• 27/07/2024

Bank deposit rate cuts to hurt savers

Scott Murdoch | The Australian | March 23, 2012
http://www.theaustralian.com.au/business/financial-services/bank-deposit-rate-cuts-to-hurt-savers/story-fn91wd6x-1226307680765
The big four banks have slashed their key deposit rates while raising home loan rates to safeguard their profit margins, which are under threat from the subdued domestic economy and high wholesale funding costs.
An exclusive analysis carried out for The Australian by Ratecity.com.au, the online financial comparison site, found that the top four banks had each cut 20 basis points off their three-month term deposit rates since the start of the year.
Longer-term savings rates are estimated to have been cut by up to 40 basis points.
The move is the first step in an easing of the fierce competition for deposits and comes after the banks last month raised home loan rates independently of the Reserve Bank of Australia.
A reduction in term deposit rates will hurt million of Australian savers and retirees.
Commonwealth Bank of Australia, the nation’s largest bank, has 10 times more depositors than mortgage customers.
Australian consumers held about $419 billion of retail deposits at the major banks in January, up 8.8 per cent on the year before.
Added to that, businesses have $303bn on call at the banks, an increase of 6.2 per cent.
The Ratecity analysis shows CBA, Westpac, National Australia Bank and ANZ each offer 5.3 per cent on three-month term deposits, down from 5.5 per cent just three months ago.
The banks have sought to fund a higher proportion of their mortgage books from retail deposits to pare back exposure to volatile wholesale funding markets.

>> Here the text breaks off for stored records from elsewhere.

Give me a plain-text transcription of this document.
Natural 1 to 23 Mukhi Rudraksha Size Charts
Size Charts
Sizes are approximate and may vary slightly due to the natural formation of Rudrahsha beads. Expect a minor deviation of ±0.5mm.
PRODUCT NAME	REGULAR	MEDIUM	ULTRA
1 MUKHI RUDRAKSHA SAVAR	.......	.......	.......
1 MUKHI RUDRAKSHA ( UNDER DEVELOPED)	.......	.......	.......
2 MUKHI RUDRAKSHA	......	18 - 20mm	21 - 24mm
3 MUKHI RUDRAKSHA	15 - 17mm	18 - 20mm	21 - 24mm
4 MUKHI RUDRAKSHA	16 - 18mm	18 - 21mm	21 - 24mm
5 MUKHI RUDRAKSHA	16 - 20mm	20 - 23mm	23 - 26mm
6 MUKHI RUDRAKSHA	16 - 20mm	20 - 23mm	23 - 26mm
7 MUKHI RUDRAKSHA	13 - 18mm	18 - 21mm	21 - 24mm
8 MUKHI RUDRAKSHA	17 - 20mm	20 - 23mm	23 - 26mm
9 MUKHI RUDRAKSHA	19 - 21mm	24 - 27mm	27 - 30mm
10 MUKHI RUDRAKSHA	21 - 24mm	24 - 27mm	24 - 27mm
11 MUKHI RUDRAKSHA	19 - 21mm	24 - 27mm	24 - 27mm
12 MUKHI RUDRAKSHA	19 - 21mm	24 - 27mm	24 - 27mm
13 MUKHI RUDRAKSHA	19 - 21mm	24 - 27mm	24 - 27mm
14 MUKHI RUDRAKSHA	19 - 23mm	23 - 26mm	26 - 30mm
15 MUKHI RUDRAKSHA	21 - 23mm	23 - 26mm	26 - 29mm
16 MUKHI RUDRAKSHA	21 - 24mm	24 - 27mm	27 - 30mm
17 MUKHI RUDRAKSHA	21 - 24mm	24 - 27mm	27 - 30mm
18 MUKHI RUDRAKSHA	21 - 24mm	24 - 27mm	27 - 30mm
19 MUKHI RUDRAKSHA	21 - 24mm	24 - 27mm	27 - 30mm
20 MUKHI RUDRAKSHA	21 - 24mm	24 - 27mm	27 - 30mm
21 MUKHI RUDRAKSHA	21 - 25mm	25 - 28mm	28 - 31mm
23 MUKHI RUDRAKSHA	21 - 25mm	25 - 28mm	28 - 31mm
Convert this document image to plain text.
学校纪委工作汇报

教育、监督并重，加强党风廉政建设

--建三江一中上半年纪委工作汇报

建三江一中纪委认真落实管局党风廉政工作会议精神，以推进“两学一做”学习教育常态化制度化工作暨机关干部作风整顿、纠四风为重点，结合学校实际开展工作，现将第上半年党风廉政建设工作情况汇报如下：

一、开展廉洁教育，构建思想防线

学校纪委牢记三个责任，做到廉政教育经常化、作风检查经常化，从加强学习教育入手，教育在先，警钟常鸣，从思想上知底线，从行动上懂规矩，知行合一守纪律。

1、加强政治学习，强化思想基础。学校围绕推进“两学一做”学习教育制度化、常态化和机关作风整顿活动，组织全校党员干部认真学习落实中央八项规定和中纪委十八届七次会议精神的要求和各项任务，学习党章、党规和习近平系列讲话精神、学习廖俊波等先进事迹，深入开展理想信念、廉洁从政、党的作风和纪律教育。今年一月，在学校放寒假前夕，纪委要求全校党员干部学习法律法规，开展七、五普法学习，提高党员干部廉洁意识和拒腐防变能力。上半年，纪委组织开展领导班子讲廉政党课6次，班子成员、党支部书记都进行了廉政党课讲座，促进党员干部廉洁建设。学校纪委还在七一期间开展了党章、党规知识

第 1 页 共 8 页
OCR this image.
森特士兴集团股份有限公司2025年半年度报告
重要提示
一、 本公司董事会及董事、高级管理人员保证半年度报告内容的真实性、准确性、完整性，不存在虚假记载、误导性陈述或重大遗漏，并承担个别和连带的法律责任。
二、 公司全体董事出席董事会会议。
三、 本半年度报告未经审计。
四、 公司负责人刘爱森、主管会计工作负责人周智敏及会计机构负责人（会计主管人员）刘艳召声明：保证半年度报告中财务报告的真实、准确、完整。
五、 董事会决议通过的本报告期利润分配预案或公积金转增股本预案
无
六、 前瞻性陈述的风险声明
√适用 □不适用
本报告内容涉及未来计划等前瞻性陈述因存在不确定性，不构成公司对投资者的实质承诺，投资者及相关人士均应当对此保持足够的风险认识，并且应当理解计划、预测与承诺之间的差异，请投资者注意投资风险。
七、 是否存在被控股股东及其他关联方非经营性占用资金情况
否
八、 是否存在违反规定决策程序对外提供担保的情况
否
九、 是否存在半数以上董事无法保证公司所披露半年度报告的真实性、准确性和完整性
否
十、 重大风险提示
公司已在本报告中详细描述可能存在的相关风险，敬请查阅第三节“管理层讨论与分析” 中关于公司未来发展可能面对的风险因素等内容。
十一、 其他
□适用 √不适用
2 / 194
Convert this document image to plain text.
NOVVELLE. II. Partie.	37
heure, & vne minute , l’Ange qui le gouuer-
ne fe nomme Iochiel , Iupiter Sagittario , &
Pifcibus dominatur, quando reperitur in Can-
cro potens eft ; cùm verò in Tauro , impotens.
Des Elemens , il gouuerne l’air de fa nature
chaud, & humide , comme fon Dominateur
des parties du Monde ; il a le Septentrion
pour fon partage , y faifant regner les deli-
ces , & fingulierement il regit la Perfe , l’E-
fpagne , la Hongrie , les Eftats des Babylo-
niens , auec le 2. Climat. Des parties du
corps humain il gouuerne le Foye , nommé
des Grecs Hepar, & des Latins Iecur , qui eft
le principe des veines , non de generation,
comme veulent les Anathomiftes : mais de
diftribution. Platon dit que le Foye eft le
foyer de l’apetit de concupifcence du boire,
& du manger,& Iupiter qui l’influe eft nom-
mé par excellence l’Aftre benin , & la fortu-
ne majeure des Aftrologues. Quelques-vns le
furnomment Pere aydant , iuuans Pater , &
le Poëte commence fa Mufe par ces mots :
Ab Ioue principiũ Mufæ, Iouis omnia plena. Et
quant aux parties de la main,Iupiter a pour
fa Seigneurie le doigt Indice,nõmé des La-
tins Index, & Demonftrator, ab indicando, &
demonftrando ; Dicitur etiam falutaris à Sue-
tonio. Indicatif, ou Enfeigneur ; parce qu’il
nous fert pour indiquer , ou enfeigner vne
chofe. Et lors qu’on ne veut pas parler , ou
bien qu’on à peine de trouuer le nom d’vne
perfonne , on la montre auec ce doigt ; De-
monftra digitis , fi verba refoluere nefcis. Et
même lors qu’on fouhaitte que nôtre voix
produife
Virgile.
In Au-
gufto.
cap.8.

Term deposits now make up 45 per cent of banks’ deposit bases, compared with 30 per cent five years ago.
The banks played down the move in savings rates. “We continue to see competitive pricing in both fixed and variable rate deposits and there are still very good deals available to customers,” a NAB spokesman said.
RBA assistant governor Guy Debelle yesterday backed the retail banks’ arguments that higher funding costs, both from markets and deposits, forced mortgage rates to be raised independently of the central bank.
Dr Debelle said since the onset of the financial crisis, banks had increased the spread between lending rates and the cash rate for all loan types.
“The increases have varied across the different types of loans, partly reflecting differences in the reassessment of the riskiness of those loans and expectations regarding loss rates,” he said.
The banks’ likely moves are a factor in the RBA’s monthly decisions on the official cash rate.
“The primary factor driving the increase in the spread between lending rates and the cash rate has been the increase in the relative cost of funding,” he said.
“Financial institutions have increased their lending rates in the face of the increase in costs to maintain their net interest margins within the range observed in recent years.
“In turn, this has been with the aim of maintaining profitability.”
Deutsche Bank analyst James Freeman said the reduction in term deposit rates would help lift the retail banks’ margins by between four and six basis points.
He said net interest margins were up to 10 basis points lower in the first quarter for the banks because of the pressure created by funding costs.
“Deposits have hurt banks’ margins of late, but we believe the conditions are right for a recovery in deposit margins and significant upside surprises to profits are emerging,” Mr Freeman said.
‘Every 20-basis-point improvement in the term deposit spreads are worth about an eight-basis-point increase in margins.
“It could become a major tailwind in the next few months.”
Westpac is the lender that is most likely to benefit from the savings rate cuts because of its large online deposit book, ahead of CBA.
NAB has the least exposure to deposit costs because the bank has a higher proportion of overseas funding.
Each of the major banks had offered term deposit rates of up to 125 basis points above the 4.25 per cent cash rate.
Before the global financial crisis hit in 2008, bank deposit rates were up to 200 basis points below the official interest rate.
Ratecity chief executive Damian Smith said financial market conditions were improving, which had driven down wholesale funding costs. “The cost of wholesale funding has not only stabilised, it appears to have trended down,” he told The Australian.
“That means institutions can again allow deposit rates to come off the boil a bit further.
“Three-month term deposits appear to have borne the brunt of the most recent reductions.
“The reality is that three-month terms are the most popular, so if you want to reduce deposit spreads and costs as an institution, you have to start with three-month products.”